Brown sighed as he came back to the present. "Later that week, Dee and I found Jason's grave along the shore of the lake. We dug him up and during a bad lightening storm, somehow resurrected him. Dee's plan worked. The camp cleared out after Professor Simon's corpse was found in the canoe shed. We didn't even have to pay for the camp. The city practically gave it to us. Jason only came back once after that, and we thought we had gotten rid of him for good, but I guess nothing is ever gone for good."

Nobody breathed as Brown finished. Collin lowered his gun to his side and Shane squeezed Mitchie's hand even tighter.

"Uncle," Shane's throat was dry, making his voice slightly husky, "how do we stop him? How do we kill Jason?"

As Brown Cessario opened his mouth to answer, he, along with most of the room, noticed for the first time the heavy smoke that had been filling the cafeteria. The fire from the auditorium had traveled to the small room the whole camp was now occupying.
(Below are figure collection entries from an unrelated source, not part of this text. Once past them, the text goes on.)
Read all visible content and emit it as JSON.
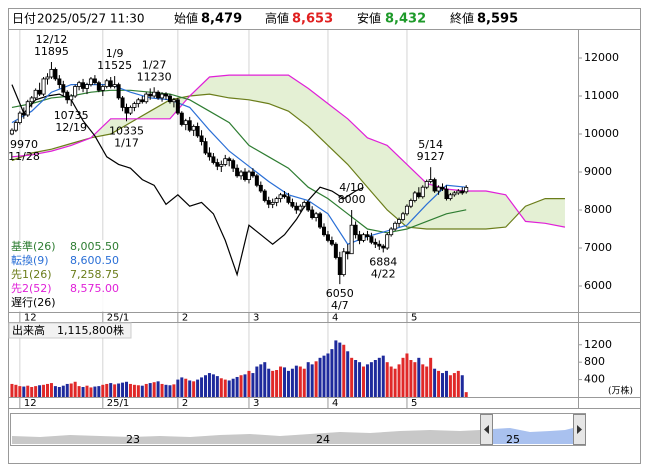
{
  "header": {
    "items": [
      {
        "label": "日付",
        "value": "2025/05/27 11:30"
      },
      {
        "label": "始値",
        "value": "8,479"
      },
      {
        "label": "高値",
        "value": "8,653"
      },
      {
        "label": "安値",
        "value": "8,432"
      },
      {
        "label": "終値",
        "value": "8,595"
      }
    ]
  },
  "chart_data": {
    "type": "candlestick",
    "xlim": [
      -1,
      143.3
    ],
    "xticks": [
      {
        "value": 2,
        "label": "12"
      },
      {
        "value": 23,
        "label": "25/1"
      },
      {
        "value": 42,
        "label": "2"
      },
      {
        "value": 60,
        "label": "3"
      },
      {
        "value": 80,
        "label": "4"
      },
      {
        "value": 100,
        "label": "5"
      }
    ],
    "ylim": [
      5316,
      12737
    ],
    "yticks": [
      6000,
      7000,
      8000,
      9000,
      10000,
      11000,
      12000
    ],
    "grid": true,
    "up_color": "#ffffff",
    "down_color": "#000000",
    "edge_color": "#000000",
    "ohlc": [
      [
        10000,
        10150,
        9970,
        10100
      ],
      [
        10100,
        10350,
        10050,
        10300
      ],
      [
        10300,
        10600,
        10250,
        10550
      ],
      [
        10550,
        10700,
        10400,
        10500
      ],
      [
        10500,
        10900,
        10450,
        10850
      ],
      [
        10850,
        11000,
        10700,
        10950
      ],
      [
        10950,
        11200,
        10900,
        11150
      ],
      [
        11150,
        11350,
        11000,
        11050
      ],
      [
        11050,
        11500,
        11000,
        11450
      ],
      [
        11450,
        11600,
        11300,
        11500
      ],
      [
        11500,
        11895,
        11450,
        11700
      ],
      [
        11700,
        11750,
        11400,
        11450
      ],
      [
        11450,
        11550,
        11200,
        11300
      ],
      [
        11300,
        11400,
        11000,
        11100
      ],
      [
        11100,
        11150,
        10800,
        10900
      ],
      [
        10900,
        11050,
        10735,
        11000
      ],
      [
        11000,
        11300,
        10950,
        11250
      ],
      [
        11250,
        11400,
        11150,
        11350
      ],
      [
        11350,
        11450,
        11100,
        11200
      ],
      [
        11200,
        11350,
        11050,
        11300
      ],
      [
        11300,
        11500,
        11250,
        11450
      ],
      [
        11450,
        11550,
        11300,
        11350
      ],
      [
        11350,
        11400,
        11100,
        11150
      ],
      [
        11150,
        11300,
        11000,
        11250
      ],
      [
        11250,
        11450,
        11200,
        11400
      ],
      [
        11400,
        11500,
        11200,
        11250
      ],
      [
        11250,
        11525,
        11200,
        11300
      ],
      [
        11300,
        11350,
        10900,
        10950
      ],
      [
        10950,
        11000,
        10600,
        10700
      ],
      [
        10700,
        10800,
        10335,
        10550
      ],
      [
        10550,
        10750,
        10500,
        10700
      ],
      [
        10700,
        10850,
        10600,
        10800
      ],
      [
        10800,
        10950,
        10700,
        10900
      ],
      [
        10900,
        11000,
        10800,
        10850
      ],
      [
        10850,
        11100,
        10800,
        11050
      ],
      [
        11050,
        11200,
        10900,
        11000
      ],
      [
        11000,
        11230,
        10950,
        11100
      ],
      [
        11100,
        11150,
        10900,
        10950
      ],
      [
        10950,
        11100,
        10850,
        11050
      ],
      [
        11050,
        11100,
        10900,
        11000
      ],
      [
        11000,
        11050,
        10800,
        10850
      ],
      [
        10850,
        10950,
        10700,
        10900
      ],
      [
        10900,
        10950,
        10500,
        10550
      ],
      [
        10550,
        10600,
        10200,
        10250
      ],
      [
        10250,
        10400,
        10100,
        10350
      ],
      [
        10350,
        10450,
        10050,
        10100
      ],
      [
        10100,
        10250,
        9950,
        10200
      ],
      [
        10200,
        10300,
        9900,
        9950
      ],
      [
        9950,
        10100,
        9700,
        9800
      ],
      [
        9800,
        9900,
        9450,
        9500
      ],
      [
        9500,
        9650,
        9300,
        9400
      ],
      [
        9400,
        9500,
        9200,
        9250
      ],
      [
        9250,
        9350,
        9050,
        9150
      ],
      [
        9150,
        9300,
        9000,
        9200
      ],
      [
        9200,
        9450,
        9150,
        9350
      ],
      [
        9350,
        9400,
        9150,
        9300
      ],
      [
        9300,
        9350,
        9000,
        9100
      ],
      [
        9100,
        9200,
        8850,
        8900
      ],
      [
        8900,
        9050,
        8800,
        9000
      ],
      [
        9000,
        9100,
        8750,
        8800
      ],
      [
        8800,
        9050,
        8700,
        9000
      ],
      [
        9000,
        9100,
        8850,
        8900
      ],
      [
        8900,
        8950,
        8600,
        8650
      ],
      [
        8650,
        8750,
        8450,
        8500
      ],
      [
        8500,
        8550,
        8200,
        8250
      ],
      [
        8250,
        8350,
        8050,
        8150
      ],
      [
        8150,
        8300,
        8050,
        8200
      ],
      [
        8200,
        8350,
        8100,
        8300
      ],
      [
        8300,
        8450,
        8200,
        8400
      ],
      [
        8400,
        8500,
        8300,
        8350
      ],
      [
        8350,
        8450,
        8150,
        8200
      ],
      [
        8200,
        8300,
        8050,
        8100
      ],
      [
        8100,
        8200,
        7900,
        8000
      ],
      [
        8000,
        8150,
        7950,
        8100
      ],
      [
        8100,
        8250,
        8050,
        8200
      ],
      [
        8200,
        8250,
        7950,
        8000
      ],
      [
        8000,
        8100,
        7750,
        7800
      ],
      [
        7800,
        7950,
        7700,
        7900
      ],
      [
        7900,
        7950,
        7500,
        7550
      ],
      [
        7550,
        7650,
        7300,
        7350
      ],
      [
        7350,
        7450,
        7150,
        7200
      ],
      [
        7200,
        7300,
        7050,
        7100
      ],
      [
        7100,
        7150,
        6700,
        6750
      ],
      [
        6750,
        6900,
        6050,
        6300
      ],
      [
        6300,
        7000,
        6250,
        6900
      ],
      [
        6900,
        7100,
        6700,
        6850
      ],
      [
        6850,
        8000,
        6850,
        7600
      ],
      [
        7600,
        7700,
        7250,
        7350
      ],
      [
        7350,
        7450,
        7100,
        7200
      ],
      [
        7200,
        7400,
        7150,
        7350
      ],
      [
        7350,
        7450,
        7200,
        7300
      ],
      [
        7300,
        7400,
        7100,
        7150
      ],
      [
        7150,
        7250,
        7000,
        7100
      ],
      [
        7100,
        7200,
        6950,
        7050
      ],
      [
        7050,
        7100,
        6884,
        7000
      ],
      [
        7000,
        7400,
        6950,
        7350
      ],
      [
        7350,
        7550,
        7300,
        7500
      ],
      [
        7500,
        7700,
        7450,
        7650
      ],
      [
        7650,
        7800,
        7550,
        7750
      ],
      [
        7750,
        7950,
        7700,
        7900
      ],
      [
        7900,
        8150,
        7850,
        8100
      ],
      [
        8100,
        8300,
        8050,
        8250
      ],
      [
        8250,
        8500,
        8200,
        8450
      ],
      [
        8450,
        8600,
        8300,
        8350
      ],
      [
        8350,
        8650,
        8300,
        8600
      ],
      [
        8600,
        8800,
        8550,
        8750
      ],
      [
        8750,
        9127,
        8700,
        8800
      ],
      [
        8800,
        8850,
        8450,
        8500
      ],
      [
        8500,
        8650,
        8400,
        8600
      ],
      [
        8600,
        8700,
        8500,
        8550
      ],
      [
        8550,
        8650,
        8250,
        8300
      ],
      [
        8300,
        8450,
        8250,
        8400
      ],
      [
        8400,
        8500,
        8350,
        8450
      ],
      [
        8450,
        8550,
        8400,
        8500
      ],
      [
        8500,
        8600,
        8400,
        8450
      ],
      [
        8479,
        8653,
        8432,
        8595
      ]
    ],
    "annotations": [
      {
        "date": "11/28",
        "value": 9970,
        "kind": "low"
      },
      {
        "date": "12/12",
        "value": 11895,
        "kind": "high"
      },
      {
        "date": "12/19",
        "value": 10735,
        "kind": "low"
      },
      {
        "date": "1/9",
        "value": 11525,
        "kind": "high"
      },
      {
        "date": "1/17",
        "value": 10335,
        "kind": "low"
      },
      {
        "date": "1/27",
        "value": 11230,
        "kind": "high"
      },
      {
        "date": "4/7",
        "value": 6050,
        "kind": "low"
      },
      {
        "date": "4/10",
        "value": 8000,
        "kind": "high"
      },
      {
        "date": "4/22",
        "value": 6884,
        "kind": "low"
      },
      {
        "date": "5/14",
        "value": 9127,
        "kind": "high"
      }
    ],
    "cloud_color": "#e4f0d4",
    "lines": [
      {
        "name": "基準(26)",
        "latest": "8,005.50",
        "color": "#2e7d32",
        "x": [
          0,
          5,
          10,
          15,
          20,
          25,
          30,
          35,
          40,
          45,
          50,
          55,
          60,
          65,
          70,
          75,
          80,
          85,
          90,
          95,
          100,
          105,
          110,
          115
        ],
        "values": [
          10700,
          10800,
          10950,
          11000,
          11100,
          11150,
          11150,
          11100,
          11050,
          10900,
          10600,
          10300,
          9700,
          9400,
          9100,
          8600,
          8300,
          7900,
          7500,
          7400,
          7500,
          7700,
          7900,
          8005.5
        ]
      },
      {
        "name": "転換(9)",
        "latest": "8,600.50",
        "color": "#2a6fd6",
        "x": [
          0,
          5,
          10,
          15,
          20,
          25,
          30,
          35,
          40,
          45,
          50,
          55,
          60,
          65,
          70,
          75,
          80,
          85,
          90,
          95,
          100,
          105,
          110,
          115
        ],
        "values": [
          10300,
          10600,
          11100,
          11300,
          11300,
          11300,
          11100,
          10950,
          10900,
          10700,
          10100,
          9550,
          9150,
          8750,
          8400,
          8250,
          7900,
          7100,
          7300,
          7450,
          7600,
          8150,
          8650,
          8600.5
        ]
      },
      {
        "name": "先1(26)",
        "latest": "7,258.75",
        "color": "#6b7d1a",
        "cloud": true,
        "x": [
          0,
          5,
          10,
          15,
          20,
          25,
          30,
          35,
          40,
          45,
          50,
          55,
          60,
          65,
          70,
          75,
          80,
          85,
          90,
          95,
          100,
          105,
          110,
          115,
          120,
          125,
          130,
          135,
          140
        ],
        "values": [
          9300,
          9500,
          9600,
          9750,
          9900,
          10000,
          10300,
          10600,
          10900,
          11000,
          11050,
          10950,
          10900,
          10800,
          10600,
          10200,
          9700,
          9200,
          8600,
          8000,
          7550,
          7500,
          7500,
          7500,
          7500,
          7550,
          8100,
          8300,
          8300
        ]
      },
      {
        "name": "先2(52)",
        "latest": "8,575.00",
        "color": "#e020d8",
        "cloud": true,
        "x": [
          0,
          5,
          10,
          15,
          20,
          25,
          30,
          35,
          40,
          45,
          50,
          55,
          60,
          65,
          70,
          75,
          80,
          85,
          90,
          95,
          100,
          105,
          110,
          115,
          120,
          125,
          130,
          135,
          140
        ],
        "values": [
          9400,
          9450,
          9550,
          9700,
          9900,
          10400,
          10400,
          10400,
          10400,
          11000,
          11500,
          11550,
          11550,
          11550,
          11550,
          11200,
          10800,
          10400,
          9900,
          9700,
          9200,
          8700,
          8550,
          8500,
          8500,
          8400,
          7700,
          7650,
          7550
        ]
      },
      {
        "name": "遅行(26)",
        "color": "#000000",
        "x": [
          0,
          3,
          6,
          9,
          12,
          15,
          18,
          21,
          24,
          27,
          30,
          33,
          36,
          39,
          42,
          45,
          48,
          51,
          54,
          57,
          60,
          63,
          66,
          69,
          72,
          75,
          78,
          81,
          84,
          87,
          89
        ],
        "values": [
          11300,
          10550,
          10900,
          11000,
          11050,
          10900,
          10350,
          9950,
          9400,
          9200,
          9100,
          8800,
          8650,
          8150,
          8400,
          8100,
          8200,
          7900,
          7200,
          6300,
          7600,
          7350,
          7100,
          7350,
          7750,
          8250,
          8600,
          8500,
          8300,
          8500,
          8595
        ]
      }
    ],
    "volume": {
      "title": "出来高",
      "latest": "1,115,800株",
      "unit": "(万株)",
      "ylim": [
        0,
        1700
      ],
      "yticks": [
        400,
        800,
        1200
      ],
      "up_color": "#e02828",
      "down_color": "#1e2a9c",
      "values": [
        300,
        280,
        250,
        240,
        260,
        230,
        250,
        270,
        280,
        300,
        320,
        250,
        230,
        260,
        300,
        310,
        350,
        250,
        230,
        260,
        220,
        240,
        250,
        280,
        300,
        320,
        290,
        310,
        330,
        350,
        300,
        280,
        270,
        260,
        300,
        320,
        340,
        360,
        300,
        280,
        270,
        290,
        400,
        450,
        420,
        380,
        360,
        400,
        450,
        500,
        550,
        520,
        480,
        430,
        400,
        380,
        420,
        460,
        500,
        520,
        600,
        550,
        700,
        750,
        800,
        650,
        600,
        620,
        700,
        680,
        600,
        650,
        720,
        700,
        650,
        800,
        750,
        820,
        900,
        950,
        1000,
        1100,
        1300,
        1250,
        1200,
        1050,
        900,
        850,
        800,
        700,
        750,
        800,
        850,
        900,
        950,
        800,
        700,
        650,
        750,
        900,
        1000,
        850,
        800,
        900,
        750,
        700,
        900,
        650,
        600,
        550,
        600,
        500,
        550,
        600,
        500,
        111.58
      ]
    }
  },
  "navigator": {
    "labels": [
      "23",
      "24",
      "25"
    ]
  }
}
"Everyone, get down on the floor!" Cessario shouted and the coughing crowd fell to their knees. Brown crawled to the nearest door and reached for the door knob with his eyes shut, the smoke having left them unbearably dry.

The large form of Jason appeared in the door after Brown wretched it open.

"NO!" shouted Shane as he saw Jason shove a zebra print umbrella completely through his uncle's torso and then proceed to open it so that Brown could not pull it out.

Flames licked at all four walls of the room and the people inside, disoriented and blind, stumbled about heedlessly. Support beams, weakened by the fire, crumbled and the building began coming down around everyone.